Bazı yıllar "Üzüm iyi çıkmadı. Bu yıl şarabı atlıyoruz" diyebilen çok az şarap üreticisi var. Frescobaldi ailesi de onlardan biri.
Şarapçılığa başlayan eski bir banka yöneticisi - yaşam mimarı - dost, ona "Ben de başladım. Birinci nesil şarapçıyım" dedi.
Cevap sevimliydi.
Bir yerden başlamışsınız ya... bu da iyi "600 yıl sonra torunlarınız 29 nesil olur."
Dostumuz ona takılabilirdi...
"Marki unvanları Avrupa'da satın alınabiliyor. Nesiller farkını değil ama hiç değilse Marki farkını kapatabilirim."
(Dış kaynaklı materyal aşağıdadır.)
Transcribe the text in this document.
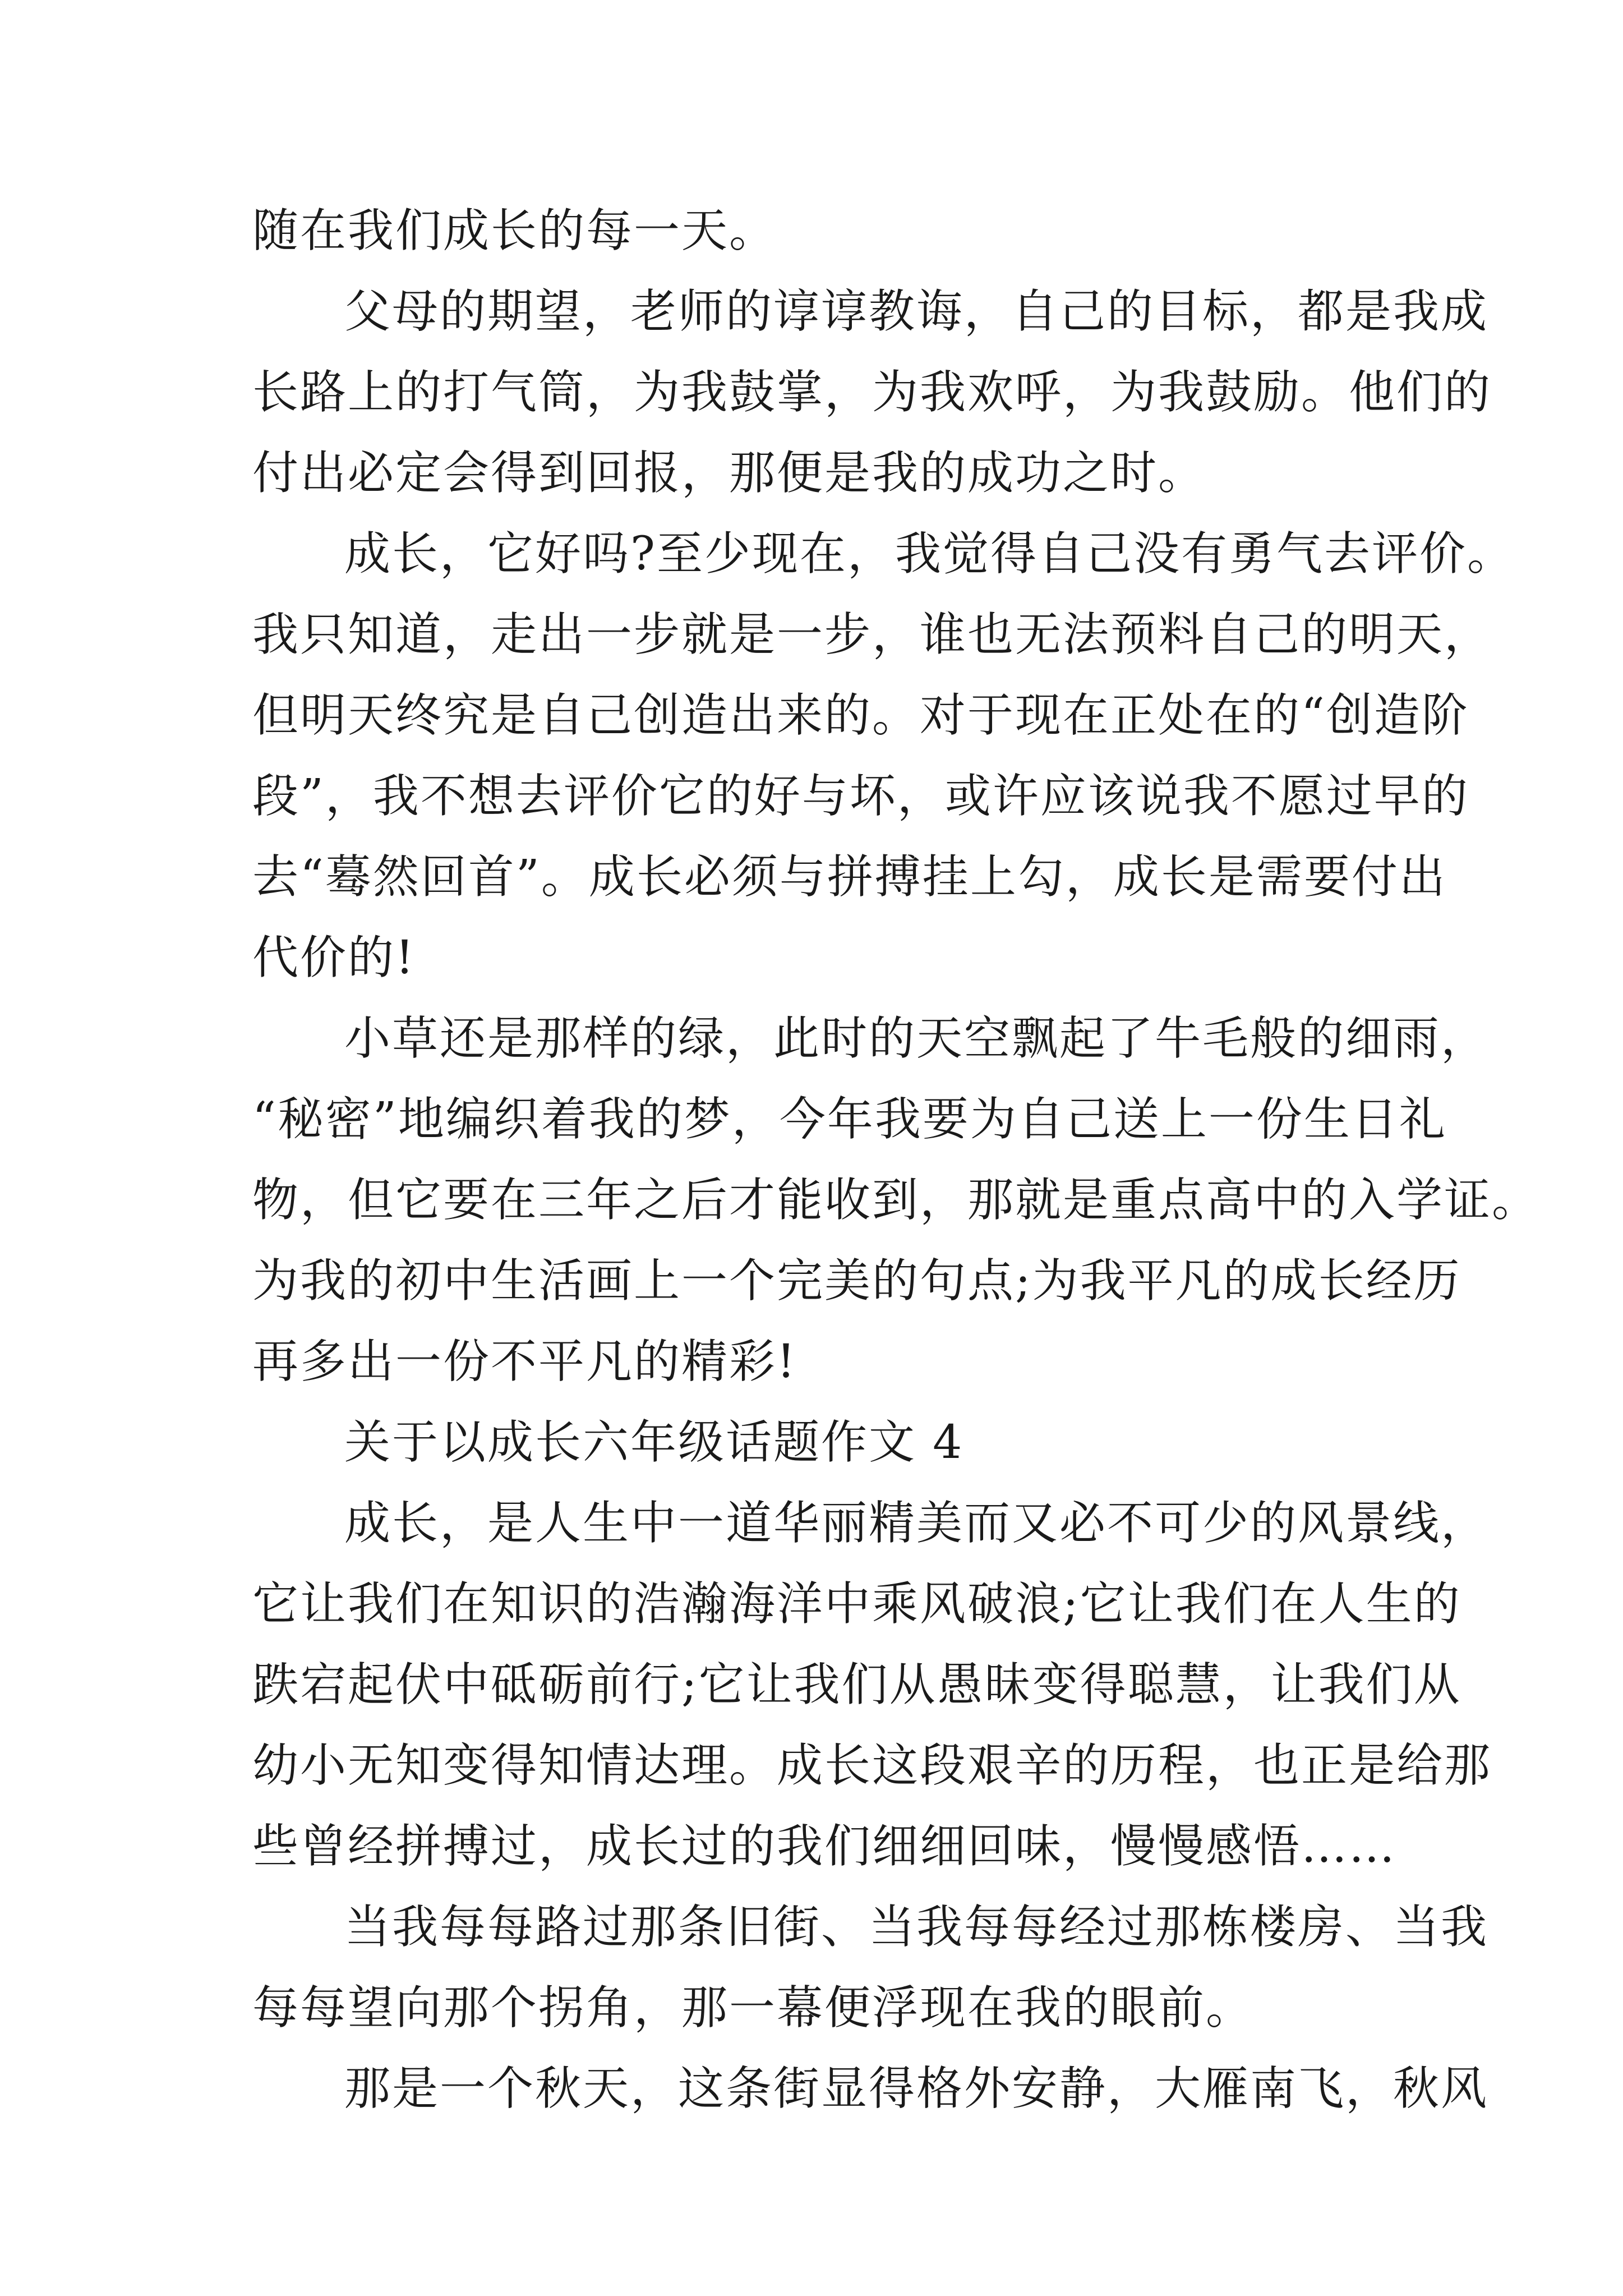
随在我们成长的每一天。
父母的期望，老师的谆谆教诲，自己的目标，都是我成
长路上的打气筒，为我鼓掌，为我欢呼，为我鼓励。他们的
付出必定会得到回报，那便是我的成功之时。
成长，它好吗?至少现在，我觉得自己没有勇气去评价。
我只知道，走出一步就是一步，谁也无法预料自己的明天，
但明天终究是自己创造出来的。对于现在正处在的“创造阶
段”，我不想去评价它的好与坏，或许应该说我不愿过早的
去“蓦然回首”。成长必须与拼搏挂上勾，成长是需要付出
代价的!
小草还是那样的绿，此时的天空飘起了牛毛般的细雨，
“秘密”地编织着我的梦，今年我要为自己送上一份生日礼
物，但它要在三年之后才能收到，那就是重点高中的入学证。
为我的初中生活画上一个完美的句点;为我平凡的成长经历
再多出一份不平凡的精彩!
关于以成长六年级话题作文 4
成长，是人生中一道华丽精美而又必不可少的风景线，
它让我们在知识的浩瀚海洋中乘风破浪;它让我们在人生的
跌宕起伏中砥砺前行;它让我们从愚昧变得聪慧，让我们从
幼小无知变得知情达理。成长这段艰辛的历程，也正是给那
些曾经拼搏过，成长过的我们细细回味，慢慢感悟……
当我每每路过那条旧街、当我每每经过那栋楼房、当我
每每望向那个拐角，那一幕便浮现在我的眼前。
那是一个秋天，这条街显得格外安静，大雁南飞，秋风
Rotshcild şaraplarının arkasındaki "baron" unvanı da öyle değil mi?

Şu satırları yazmadan önce, Galatasaray Lisesi'ndeki Mali Kongre'ye gittim...
Sonra...
Hemen lisenin yanındaki Yapı Kredi Kültür Yayınları'na baktım.
Stefanas Yerasimos'un "Sultan Sofraları" kitabını aldım.
Bu lezzet tarikatı, Avrupa'da damak şölenleri düzenlerken bizim buralarda neler yerlermiş?
Kitapta, öyle güzellikler, ilginç lezzet tarifleri var ki... Ayrı bir yazıya bırakıyorum.
Yutkunmakla yetindim.

G.S. Lisesi karşısındaki Simit Sarayı'ndan içinde kaşar peyniriyle fırınlanmış sıcak simit aldım.
Yolda yiye yiye Saray Muhallebicisi'ne geldim.
Sakızlı muhallebi tabağını, dibinde damla bırakmadan temizledim. Ağzımda hâlâ lezzetini sürdürerek bu yazıyı kaleme - bilgisayara değil - aldım.
Hepinize ağız tadı ve keyifli pazar diliyorum.